— Bien volontiers, dit l’autre qui était un bon garçon ; j’apporterai le dessert, des bananes et des ananas — je connais un Annamite qui en a de fameux — et puis nous irons prendre le café chez Lambert…
— Non ! non ! dit Yves en tressaillant comme si un serpent l’eût piqué, pas de ça ! — Je ne t’invite pas pour que tu me rendes tout de suite ma politesse, mais si ça t’ennuie de ne rien m’offrir, apporte du café et du sucre, j’ai les bibelots qu’il faut ; nous serons bien mieux chez nous, tu verras, que dans toutes leurs sales baraques !
— Comme tu voudras ! à dimanche sans faute !…
Une invitation mène beaucoup plus loin qu’on ne pense. Yves rencontra justement, le dimanche matin, ce matelot de la Vendée qui lui avait rendu si grand service le jour de son début à Saïgon. « Puisque je donne un dîner, pensa-t-il, je mettrai un poulet de plus, et nous serons plus gais à trois qu’à deux. Pierre est un bon camarade, et un honnête homme, il ne sera pas de trop » ; et il le pria de venir souper chez lui, ce que le matelot étonné et ravi accepta avec enthousiasme.
Tous les tracas d’une jeune maîtresse de maison qui va donner son premier dîner, vinrent alors assaillir notre homme. — La table serait-elle assez grande ? oui, on pourrait même y dîner à quatre, mais le dessus n’était guère joli ; on avait beau la raboter, les planches jouaient, il y avait des fentes lamentables. Que ce serait beau d’avoir une nappe ! Ici Yves tomba dans une profonde méditation. Il n’était pas assez novice pour ignorer que le linge ouvré venant de France, coûtait un prix fou, et pourtant quelle bonne tournure donneraient au festin une nappe et des serviettes !…

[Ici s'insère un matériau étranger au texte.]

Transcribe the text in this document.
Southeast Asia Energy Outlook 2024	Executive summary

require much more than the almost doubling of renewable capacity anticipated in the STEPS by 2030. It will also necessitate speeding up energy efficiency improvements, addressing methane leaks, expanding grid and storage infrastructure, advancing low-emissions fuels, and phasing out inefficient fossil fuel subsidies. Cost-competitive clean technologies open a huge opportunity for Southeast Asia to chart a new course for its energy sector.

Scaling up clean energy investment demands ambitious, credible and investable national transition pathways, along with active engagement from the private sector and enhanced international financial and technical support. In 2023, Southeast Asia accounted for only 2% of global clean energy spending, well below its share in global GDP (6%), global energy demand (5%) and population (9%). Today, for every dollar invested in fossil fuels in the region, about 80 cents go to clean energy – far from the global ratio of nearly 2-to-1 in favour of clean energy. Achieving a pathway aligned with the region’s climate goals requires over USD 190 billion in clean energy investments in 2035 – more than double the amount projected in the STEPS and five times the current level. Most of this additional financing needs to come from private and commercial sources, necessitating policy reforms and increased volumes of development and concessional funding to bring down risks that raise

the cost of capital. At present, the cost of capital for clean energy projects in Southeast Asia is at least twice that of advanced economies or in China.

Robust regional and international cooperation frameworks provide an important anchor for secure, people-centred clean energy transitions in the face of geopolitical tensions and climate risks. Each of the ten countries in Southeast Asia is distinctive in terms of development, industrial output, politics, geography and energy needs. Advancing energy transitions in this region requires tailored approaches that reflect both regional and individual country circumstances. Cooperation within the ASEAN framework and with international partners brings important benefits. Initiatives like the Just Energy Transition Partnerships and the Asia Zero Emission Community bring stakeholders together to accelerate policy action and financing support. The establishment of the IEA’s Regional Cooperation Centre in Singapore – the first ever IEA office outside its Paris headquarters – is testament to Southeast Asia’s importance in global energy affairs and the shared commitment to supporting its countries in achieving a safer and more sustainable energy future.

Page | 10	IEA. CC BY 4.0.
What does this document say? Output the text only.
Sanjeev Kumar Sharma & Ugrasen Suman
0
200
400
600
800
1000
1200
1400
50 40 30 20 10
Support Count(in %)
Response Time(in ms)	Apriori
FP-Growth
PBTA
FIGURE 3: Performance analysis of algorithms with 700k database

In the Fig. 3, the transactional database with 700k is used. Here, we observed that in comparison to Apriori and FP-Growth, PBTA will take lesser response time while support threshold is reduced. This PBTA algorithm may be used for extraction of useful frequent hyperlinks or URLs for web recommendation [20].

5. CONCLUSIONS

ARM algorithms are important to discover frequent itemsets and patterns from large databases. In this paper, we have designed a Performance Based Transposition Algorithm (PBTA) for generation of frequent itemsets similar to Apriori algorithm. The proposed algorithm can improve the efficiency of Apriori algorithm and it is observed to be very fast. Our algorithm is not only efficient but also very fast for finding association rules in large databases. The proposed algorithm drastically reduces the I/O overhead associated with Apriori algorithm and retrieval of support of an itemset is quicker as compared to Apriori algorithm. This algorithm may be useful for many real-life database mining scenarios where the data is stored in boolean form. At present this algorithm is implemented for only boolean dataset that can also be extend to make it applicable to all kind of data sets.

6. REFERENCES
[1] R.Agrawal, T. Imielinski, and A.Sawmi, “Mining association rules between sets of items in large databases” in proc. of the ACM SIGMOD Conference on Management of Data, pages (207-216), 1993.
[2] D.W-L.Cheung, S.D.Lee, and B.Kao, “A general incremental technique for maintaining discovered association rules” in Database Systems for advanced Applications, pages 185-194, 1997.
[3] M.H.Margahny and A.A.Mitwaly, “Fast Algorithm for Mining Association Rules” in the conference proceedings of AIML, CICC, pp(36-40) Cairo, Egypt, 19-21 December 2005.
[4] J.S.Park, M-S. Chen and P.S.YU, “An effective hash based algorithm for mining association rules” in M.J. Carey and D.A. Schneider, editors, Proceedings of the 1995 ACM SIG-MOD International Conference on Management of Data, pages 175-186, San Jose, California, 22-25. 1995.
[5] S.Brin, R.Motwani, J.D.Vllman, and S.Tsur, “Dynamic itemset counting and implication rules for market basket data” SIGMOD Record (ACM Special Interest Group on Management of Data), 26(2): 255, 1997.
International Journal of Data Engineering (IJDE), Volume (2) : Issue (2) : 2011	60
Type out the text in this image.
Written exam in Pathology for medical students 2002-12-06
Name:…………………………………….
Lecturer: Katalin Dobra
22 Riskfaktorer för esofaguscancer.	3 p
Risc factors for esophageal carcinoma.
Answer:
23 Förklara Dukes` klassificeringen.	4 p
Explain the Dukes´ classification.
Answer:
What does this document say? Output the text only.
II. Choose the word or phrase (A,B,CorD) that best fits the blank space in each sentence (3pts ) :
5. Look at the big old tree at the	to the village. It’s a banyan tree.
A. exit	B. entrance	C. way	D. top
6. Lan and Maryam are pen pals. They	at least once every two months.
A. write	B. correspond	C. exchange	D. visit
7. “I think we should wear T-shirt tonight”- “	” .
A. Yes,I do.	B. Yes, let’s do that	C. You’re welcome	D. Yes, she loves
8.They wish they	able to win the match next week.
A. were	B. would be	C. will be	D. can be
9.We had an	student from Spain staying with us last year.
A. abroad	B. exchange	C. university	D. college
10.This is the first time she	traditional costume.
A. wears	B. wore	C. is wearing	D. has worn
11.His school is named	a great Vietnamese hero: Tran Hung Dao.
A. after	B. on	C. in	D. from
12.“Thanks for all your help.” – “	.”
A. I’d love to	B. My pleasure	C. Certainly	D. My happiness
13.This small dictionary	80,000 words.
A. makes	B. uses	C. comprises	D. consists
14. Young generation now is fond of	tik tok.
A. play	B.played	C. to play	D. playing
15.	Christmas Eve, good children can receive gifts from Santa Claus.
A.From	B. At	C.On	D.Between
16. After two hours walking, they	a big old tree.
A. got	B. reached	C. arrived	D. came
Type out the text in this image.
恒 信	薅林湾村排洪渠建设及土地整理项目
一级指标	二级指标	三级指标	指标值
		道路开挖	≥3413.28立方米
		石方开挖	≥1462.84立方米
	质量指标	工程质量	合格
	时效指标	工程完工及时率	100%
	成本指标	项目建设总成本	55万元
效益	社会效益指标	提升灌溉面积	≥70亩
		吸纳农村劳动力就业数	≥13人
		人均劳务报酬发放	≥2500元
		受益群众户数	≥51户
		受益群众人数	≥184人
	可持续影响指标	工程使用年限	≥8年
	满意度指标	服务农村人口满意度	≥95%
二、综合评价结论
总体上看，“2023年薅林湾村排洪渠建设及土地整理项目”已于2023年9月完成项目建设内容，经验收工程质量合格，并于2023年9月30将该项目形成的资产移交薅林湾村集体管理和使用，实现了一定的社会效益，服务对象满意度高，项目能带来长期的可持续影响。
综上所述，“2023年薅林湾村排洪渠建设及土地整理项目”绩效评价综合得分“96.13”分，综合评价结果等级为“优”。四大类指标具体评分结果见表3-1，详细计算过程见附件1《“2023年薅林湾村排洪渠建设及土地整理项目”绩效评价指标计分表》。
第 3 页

Une idée merveilleuse lui traversa l’esprit. « Avec six mètres de cotonnade annamite j’aurai tout ce qu’il me faut », pensa-t-il, je n’ai pas besoin de faire des ourlets, je ferai une frange au bout comme il y en a aux serviettes de toilette de M. Émile Gerbier dans le bureau, ça ne me ruinera pas ; pour une piastre, j’en verrai la fin. Je pense bien en dépenser deux pour recevoir mes amis ; puisque j’ai de l’argent de côté, il me restera encore bien assez pour acheter deux verres et trois assiettes, et même deux couverts de fer battu… Comme ils vont être surpris !!
Le dimanche vers sept heures, Joseph Roy et Pierre Postel, les invités d’Yves, arrivaient ; tous deux s’étaient faits beaux. Joseph portait d’une main une corbeille annamite d’où débordaient les grappes de bananes, et de l’autre, pressait sur son cœur un petit paquet de papier bleu exhalant l’arome du moka ; Pierre avait sous le bras une bouteille à cachet d’un brun rouge, à étiquette jaune, sur laquelle on pouvait lire : fine champagne. — Tous deux poussèrent un cri d’admiration à la vue du couvert d’Yves. Il l’avait disposé en plein air, sous un bosquet de bambous, à quelques pas de sa case. La table, avec sa nappe, ses serviettes, ses fourchettes étincelantes et le charmant bouquet de fleurs qui ornait le milieu, offrait un coup d’œil hospitalier et gracieux, et le parfum succulent qui s’échappait des écuelles posées sur les fourneaux de terre, promettait aux conviés des satisfactions d’un ordre plus solide.
— Mâtin ! qu’il fait bon chez toi ! Yves, dit le marin en se laissant tomber sur une escabelle et en s’essuyant le front. Tu as toujours été un débrouillard ; je me rappelle, sur la Vendée, tu avais déjà une foule de petites inventions pour arrimer ton bagage, mais ici tu es au large ! Alors voilà ta case là-bas, — et tous ces meubles-là ?…
— C’est moi qui les ai faits ! dit Yves, et ils sont solides, je m’en flatte ! Allons, Joseph, assieds-toi là, et à la besogne !
Le festin débutait par une assiette de camarons, grandes crevettes d’un goût moins délicat que leurs pareilles d’Occident, mais les convives n’étant point difficiles y firent fête. Vinrent ensuite un plat de poisson bouilli assaisonné de nhoc-man[25], puis un ragoût de porc bien rissolé dans sa graisse et entouré d’une couronne de haricots verts, enfin les fameux poulets, frits dans du saindoux et relevés, eux aussi, d’un peu de nhoc-man. Quel régal ! — C’était plaisir d’entendre les exclamations, de voir les mines gourmandes des invités. Les plats étaient vides jusqu’à la dernière miette, et Yves accablé d’éloges.